You might write for loops like this:

function f(s : String) : Void {
  for (i in s.uLength()) {
    trace(s.uCharAt(i));
  }
}

But this way may be inefficient because f(s) has order of the square of the length of s.

Instead, you can use uIterator to make the function linear time:

function f(s : String) : Void {
  for (c in s.uIterator()) {
    trace(c.toString());
  }
}

uIterator iterates over each code point in the string.

InternalEncoding

For advanced usage, you can use InternalEncoding, which provides methods treating variable-length encoding without considering which encoding form is practically used.

These methods index by code units.

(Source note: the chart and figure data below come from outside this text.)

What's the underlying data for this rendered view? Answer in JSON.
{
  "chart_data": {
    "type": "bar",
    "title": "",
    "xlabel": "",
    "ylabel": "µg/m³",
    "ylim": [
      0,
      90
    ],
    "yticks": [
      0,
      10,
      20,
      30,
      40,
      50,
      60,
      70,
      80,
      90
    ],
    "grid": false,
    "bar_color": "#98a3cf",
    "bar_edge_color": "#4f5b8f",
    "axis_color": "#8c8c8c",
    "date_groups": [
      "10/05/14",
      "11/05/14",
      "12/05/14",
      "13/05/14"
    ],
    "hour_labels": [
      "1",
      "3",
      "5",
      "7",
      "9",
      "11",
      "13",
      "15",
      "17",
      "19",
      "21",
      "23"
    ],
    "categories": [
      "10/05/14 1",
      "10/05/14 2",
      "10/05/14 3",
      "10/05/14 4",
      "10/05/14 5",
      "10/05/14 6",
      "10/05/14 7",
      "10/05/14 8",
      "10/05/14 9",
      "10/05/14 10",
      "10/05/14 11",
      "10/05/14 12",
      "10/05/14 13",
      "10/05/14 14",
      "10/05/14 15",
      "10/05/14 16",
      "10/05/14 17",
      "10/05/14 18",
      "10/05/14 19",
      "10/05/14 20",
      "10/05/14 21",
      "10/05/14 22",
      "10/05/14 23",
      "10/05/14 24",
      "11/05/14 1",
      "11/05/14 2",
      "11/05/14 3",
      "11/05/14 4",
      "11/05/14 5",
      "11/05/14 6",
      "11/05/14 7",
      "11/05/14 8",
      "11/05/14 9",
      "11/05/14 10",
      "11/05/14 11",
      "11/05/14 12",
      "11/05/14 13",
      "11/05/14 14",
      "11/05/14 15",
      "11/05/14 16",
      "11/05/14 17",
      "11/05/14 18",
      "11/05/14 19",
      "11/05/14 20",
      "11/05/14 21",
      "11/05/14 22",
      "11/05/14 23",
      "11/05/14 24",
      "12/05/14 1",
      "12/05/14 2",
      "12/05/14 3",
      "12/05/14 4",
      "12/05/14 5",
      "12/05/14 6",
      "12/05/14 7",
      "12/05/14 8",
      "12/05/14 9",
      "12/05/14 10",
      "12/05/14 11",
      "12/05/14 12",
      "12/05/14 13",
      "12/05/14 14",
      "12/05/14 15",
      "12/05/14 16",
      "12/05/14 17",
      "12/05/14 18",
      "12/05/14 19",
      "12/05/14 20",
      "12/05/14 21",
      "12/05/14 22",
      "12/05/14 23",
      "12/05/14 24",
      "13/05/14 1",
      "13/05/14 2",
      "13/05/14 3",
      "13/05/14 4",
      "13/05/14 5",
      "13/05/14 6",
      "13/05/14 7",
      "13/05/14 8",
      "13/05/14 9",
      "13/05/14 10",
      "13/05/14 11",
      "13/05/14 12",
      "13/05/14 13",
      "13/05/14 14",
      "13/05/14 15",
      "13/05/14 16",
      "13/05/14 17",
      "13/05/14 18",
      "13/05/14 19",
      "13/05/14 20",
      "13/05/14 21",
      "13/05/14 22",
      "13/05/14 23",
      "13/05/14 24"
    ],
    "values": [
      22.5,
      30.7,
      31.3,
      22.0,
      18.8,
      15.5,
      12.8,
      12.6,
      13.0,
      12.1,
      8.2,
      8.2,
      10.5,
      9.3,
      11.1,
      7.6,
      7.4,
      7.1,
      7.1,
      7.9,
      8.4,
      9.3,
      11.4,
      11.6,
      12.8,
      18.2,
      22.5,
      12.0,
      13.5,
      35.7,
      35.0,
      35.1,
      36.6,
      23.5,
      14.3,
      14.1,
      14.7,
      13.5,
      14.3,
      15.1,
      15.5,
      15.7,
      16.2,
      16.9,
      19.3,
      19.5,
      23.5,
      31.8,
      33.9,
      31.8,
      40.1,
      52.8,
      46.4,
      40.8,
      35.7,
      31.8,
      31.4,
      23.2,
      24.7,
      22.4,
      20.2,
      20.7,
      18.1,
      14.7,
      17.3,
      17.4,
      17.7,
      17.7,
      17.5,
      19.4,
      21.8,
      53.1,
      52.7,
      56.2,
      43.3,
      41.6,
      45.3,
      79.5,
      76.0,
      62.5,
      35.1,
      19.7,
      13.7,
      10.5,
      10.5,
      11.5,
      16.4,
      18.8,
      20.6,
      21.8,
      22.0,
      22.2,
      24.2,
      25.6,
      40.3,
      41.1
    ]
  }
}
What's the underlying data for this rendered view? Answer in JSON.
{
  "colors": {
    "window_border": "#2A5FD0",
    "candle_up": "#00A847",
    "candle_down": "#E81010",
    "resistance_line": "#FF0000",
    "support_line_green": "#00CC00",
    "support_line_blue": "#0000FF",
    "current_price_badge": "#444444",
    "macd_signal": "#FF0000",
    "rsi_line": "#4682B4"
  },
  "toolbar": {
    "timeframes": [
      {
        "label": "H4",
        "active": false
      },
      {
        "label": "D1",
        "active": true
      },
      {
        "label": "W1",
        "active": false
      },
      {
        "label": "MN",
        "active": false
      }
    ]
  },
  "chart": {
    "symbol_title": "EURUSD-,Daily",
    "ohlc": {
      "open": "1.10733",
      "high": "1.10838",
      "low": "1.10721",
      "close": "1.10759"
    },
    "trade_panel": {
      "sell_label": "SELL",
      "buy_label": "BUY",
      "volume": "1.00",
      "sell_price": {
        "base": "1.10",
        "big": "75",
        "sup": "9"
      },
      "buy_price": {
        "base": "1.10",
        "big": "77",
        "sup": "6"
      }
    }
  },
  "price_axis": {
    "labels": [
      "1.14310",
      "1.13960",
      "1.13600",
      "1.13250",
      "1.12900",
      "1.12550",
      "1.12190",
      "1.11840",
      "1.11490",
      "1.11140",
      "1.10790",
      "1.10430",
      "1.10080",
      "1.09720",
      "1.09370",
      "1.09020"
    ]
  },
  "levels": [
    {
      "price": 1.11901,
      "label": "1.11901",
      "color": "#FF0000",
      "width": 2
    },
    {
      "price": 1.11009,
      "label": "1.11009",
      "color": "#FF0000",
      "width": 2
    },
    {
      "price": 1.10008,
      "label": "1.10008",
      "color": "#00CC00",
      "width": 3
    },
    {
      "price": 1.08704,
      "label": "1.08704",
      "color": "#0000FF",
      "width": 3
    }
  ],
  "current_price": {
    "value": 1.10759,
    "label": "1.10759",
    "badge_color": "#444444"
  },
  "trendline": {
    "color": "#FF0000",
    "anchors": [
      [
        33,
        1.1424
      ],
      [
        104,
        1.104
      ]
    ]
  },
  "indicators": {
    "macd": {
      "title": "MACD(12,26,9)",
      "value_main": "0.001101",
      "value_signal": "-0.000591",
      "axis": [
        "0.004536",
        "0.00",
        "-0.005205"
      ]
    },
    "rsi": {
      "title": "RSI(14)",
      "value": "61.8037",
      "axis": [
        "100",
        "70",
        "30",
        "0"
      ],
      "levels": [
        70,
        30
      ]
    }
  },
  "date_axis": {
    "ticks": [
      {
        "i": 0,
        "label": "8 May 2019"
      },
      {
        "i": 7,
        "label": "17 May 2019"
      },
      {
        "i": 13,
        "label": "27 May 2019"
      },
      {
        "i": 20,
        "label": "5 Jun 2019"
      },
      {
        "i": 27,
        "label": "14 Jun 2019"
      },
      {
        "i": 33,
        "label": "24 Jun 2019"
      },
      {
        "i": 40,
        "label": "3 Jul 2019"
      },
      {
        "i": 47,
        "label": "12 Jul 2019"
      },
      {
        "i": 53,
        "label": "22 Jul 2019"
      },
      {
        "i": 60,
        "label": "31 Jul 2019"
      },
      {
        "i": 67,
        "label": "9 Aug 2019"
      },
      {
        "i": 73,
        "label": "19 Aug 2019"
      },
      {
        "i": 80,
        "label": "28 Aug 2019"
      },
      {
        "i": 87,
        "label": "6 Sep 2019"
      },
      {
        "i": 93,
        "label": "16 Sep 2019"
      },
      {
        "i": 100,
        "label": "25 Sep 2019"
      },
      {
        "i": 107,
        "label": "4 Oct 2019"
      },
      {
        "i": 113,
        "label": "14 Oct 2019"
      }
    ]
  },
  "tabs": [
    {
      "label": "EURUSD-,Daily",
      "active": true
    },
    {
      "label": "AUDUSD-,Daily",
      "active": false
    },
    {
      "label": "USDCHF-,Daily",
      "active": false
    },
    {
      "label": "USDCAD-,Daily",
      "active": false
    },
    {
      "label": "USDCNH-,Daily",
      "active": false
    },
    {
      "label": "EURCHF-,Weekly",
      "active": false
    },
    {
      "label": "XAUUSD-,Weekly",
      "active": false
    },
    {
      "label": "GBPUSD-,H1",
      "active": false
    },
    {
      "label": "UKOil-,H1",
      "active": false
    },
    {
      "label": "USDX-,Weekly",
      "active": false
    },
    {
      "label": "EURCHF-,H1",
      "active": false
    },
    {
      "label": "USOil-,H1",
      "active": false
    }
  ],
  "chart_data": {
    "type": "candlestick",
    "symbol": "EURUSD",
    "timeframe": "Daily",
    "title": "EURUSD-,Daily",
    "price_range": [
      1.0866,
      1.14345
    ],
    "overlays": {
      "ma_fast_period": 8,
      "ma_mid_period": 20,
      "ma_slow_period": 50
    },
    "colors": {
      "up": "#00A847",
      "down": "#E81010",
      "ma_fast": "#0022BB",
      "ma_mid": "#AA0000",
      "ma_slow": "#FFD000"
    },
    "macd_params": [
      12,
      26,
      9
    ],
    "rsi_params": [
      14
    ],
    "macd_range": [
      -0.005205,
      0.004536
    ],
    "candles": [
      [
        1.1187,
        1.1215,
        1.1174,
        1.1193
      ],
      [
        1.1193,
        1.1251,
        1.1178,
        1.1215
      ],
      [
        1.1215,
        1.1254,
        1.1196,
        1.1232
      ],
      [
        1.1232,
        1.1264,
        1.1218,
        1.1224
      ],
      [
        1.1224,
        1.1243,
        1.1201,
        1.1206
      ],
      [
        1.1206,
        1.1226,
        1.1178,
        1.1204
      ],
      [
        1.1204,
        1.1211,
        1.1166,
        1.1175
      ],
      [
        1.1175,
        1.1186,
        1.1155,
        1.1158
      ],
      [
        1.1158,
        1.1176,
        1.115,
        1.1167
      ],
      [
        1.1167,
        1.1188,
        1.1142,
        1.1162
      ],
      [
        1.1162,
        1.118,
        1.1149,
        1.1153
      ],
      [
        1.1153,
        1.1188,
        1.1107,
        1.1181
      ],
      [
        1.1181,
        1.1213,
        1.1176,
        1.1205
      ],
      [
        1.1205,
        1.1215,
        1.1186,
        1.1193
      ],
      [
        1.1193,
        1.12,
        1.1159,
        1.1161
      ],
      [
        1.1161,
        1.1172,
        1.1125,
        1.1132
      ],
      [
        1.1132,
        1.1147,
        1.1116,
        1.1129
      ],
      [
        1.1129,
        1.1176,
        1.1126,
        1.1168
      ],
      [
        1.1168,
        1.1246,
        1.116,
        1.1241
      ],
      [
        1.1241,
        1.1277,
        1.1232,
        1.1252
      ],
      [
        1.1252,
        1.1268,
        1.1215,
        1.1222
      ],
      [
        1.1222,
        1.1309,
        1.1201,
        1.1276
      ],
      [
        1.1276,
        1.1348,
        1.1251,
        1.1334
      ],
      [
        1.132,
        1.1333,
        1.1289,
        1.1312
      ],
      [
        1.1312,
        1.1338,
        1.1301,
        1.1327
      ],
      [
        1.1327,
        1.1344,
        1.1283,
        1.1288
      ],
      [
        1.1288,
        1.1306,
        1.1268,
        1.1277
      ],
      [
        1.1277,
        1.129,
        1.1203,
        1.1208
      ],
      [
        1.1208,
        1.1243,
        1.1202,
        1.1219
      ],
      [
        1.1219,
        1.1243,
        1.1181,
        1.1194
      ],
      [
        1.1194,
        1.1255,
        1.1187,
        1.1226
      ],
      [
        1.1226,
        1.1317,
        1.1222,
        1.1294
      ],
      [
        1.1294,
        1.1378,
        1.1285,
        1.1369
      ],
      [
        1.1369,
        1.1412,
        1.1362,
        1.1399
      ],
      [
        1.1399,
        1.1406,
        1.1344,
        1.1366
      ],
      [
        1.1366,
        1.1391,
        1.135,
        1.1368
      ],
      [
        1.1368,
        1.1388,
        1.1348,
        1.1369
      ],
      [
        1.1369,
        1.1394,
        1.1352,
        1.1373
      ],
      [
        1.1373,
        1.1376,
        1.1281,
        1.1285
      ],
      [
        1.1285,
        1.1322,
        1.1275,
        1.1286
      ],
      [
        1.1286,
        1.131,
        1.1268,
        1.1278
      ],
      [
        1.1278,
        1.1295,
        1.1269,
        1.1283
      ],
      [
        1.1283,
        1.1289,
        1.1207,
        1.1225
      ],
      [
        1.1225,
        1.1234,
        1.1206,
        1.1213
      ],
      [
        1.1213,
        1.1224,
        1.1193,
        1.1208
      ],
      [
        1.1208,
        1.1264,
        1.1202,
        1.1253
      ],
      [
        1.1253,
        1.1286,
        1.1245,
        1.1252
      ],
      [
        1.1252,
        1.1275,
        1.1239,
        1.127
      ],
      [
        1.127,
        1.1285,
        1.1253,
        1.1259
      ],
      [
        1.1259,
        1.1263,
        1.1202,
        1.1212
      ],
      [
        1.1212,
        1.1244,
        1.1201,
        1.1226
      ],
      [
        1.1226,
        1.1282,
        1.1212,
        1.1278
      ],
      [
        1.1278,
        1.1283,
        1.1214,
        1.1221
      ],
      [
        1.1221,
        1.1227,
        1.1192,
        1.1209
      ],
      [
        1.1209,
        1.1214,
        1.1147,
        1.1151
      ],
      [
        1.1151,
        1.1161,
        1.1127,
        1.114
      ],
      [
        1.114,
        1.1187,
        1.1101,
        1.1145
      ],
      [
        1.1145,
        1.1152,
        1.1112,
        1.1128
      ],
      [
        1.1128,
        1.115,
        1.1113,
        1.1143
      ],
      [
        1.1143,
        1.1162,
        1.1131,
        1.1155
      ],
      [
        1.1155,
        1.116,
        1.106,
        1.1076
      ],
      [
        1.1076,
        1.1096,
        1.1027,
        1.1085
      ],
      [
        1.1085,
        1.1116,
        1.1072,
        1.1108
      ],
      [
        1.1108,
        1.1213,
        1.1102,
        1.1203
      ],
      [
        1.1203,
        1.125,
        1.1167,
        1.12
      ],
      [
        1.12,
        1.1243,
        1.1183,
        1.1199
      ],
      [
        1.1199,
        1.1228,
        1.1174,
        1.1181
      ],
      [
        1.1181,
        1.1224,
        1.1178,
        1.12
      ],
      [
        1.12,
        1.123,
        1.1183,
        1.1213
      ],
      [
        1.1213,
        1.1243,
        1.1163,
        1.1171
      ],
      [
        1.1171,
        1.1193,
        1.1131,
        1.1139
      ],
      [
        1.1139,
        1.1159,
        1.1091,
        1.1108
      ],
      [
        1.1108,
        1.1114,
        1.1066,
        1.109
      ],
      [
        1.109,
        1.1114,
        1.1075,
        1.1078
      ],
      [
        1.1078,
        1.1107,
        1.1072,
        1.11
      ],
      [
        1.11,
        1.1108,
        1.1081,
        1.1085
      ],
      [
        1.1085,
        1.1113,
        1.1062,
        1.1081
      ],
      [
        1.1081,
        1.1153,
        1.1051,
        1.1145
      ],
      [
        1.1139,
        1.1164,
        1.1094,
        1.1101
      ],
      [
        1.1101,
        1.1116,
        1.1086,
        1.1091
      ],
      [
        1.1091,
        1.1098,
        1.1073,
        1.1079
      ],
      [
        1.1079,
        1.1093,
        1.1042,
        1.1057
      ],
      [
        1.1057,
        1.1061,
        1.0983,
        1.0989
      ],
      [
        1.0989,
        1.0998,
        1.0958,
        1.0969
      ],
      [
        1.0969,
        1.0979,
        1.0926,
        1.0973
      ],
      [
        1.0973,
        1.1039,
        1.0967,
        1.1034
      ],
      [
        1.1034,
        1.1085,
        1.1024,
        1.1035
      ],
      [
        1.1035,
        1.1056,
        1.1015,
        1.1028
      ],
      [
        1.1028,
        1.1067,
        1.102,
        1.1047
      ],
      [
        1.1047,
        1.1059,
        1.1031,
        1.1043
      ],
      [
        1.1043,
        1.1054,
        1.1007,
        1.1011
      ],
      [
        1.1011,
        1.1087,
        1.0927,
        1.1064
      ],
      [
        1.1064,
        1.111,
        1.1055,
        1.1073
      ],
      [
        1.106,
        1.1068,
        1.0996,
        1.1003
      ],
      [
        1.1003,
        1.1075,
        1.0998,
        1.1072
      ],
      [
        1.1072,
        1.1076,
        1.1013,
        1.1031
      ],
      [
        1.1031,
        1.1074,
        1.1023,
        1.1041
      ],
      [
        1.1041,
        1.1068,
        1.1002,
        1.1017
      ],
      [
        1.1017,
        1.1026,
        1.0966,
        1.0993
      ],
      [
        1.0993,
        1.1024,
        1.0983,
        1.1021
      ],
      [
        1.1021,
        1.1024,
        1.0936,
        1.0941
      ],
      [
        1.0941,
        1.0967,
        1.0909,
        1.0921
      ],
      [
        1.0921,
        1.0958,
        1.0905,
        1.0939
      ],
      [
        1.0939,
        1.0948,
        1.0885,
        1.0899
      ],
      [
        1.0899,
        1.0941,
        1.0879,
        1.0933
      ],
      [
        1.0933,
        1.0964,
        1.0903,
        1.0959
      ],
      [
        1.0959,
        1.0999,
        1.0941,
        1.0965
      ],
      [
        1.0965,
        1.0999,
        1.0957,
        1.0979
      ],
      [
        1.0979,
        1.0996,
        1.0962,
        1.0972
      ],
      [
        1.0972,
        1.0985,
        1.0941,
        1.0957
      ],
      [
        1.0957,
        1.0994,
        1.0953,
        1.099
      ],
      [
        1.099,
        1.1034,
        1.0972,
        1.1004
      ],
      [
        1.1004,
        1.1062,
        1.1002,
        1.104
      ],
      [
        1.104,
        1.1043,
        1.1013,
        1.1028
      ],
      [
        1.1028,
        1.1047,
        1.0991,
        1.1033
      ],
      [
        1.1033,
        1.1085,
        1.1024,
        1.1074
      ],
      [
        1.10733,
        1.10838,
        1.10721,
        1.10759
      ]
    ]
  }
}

That is, the value of InternalEncoding.charAt("эюя", 2) varies depending the target environment: the Neko target gives "ю", while the other targets give "я".

InternalEncoding.codePointWidthAt returns the number of code units the code point is consist of, so any platform gives "ю" for the following expression:

InternalEncoding.charAt("эюя", InternalEncoding.codePointWidthAt("эюя", 0))

Target Notes

  • Some targets will break, silently on some targets, when trying handle the Null character.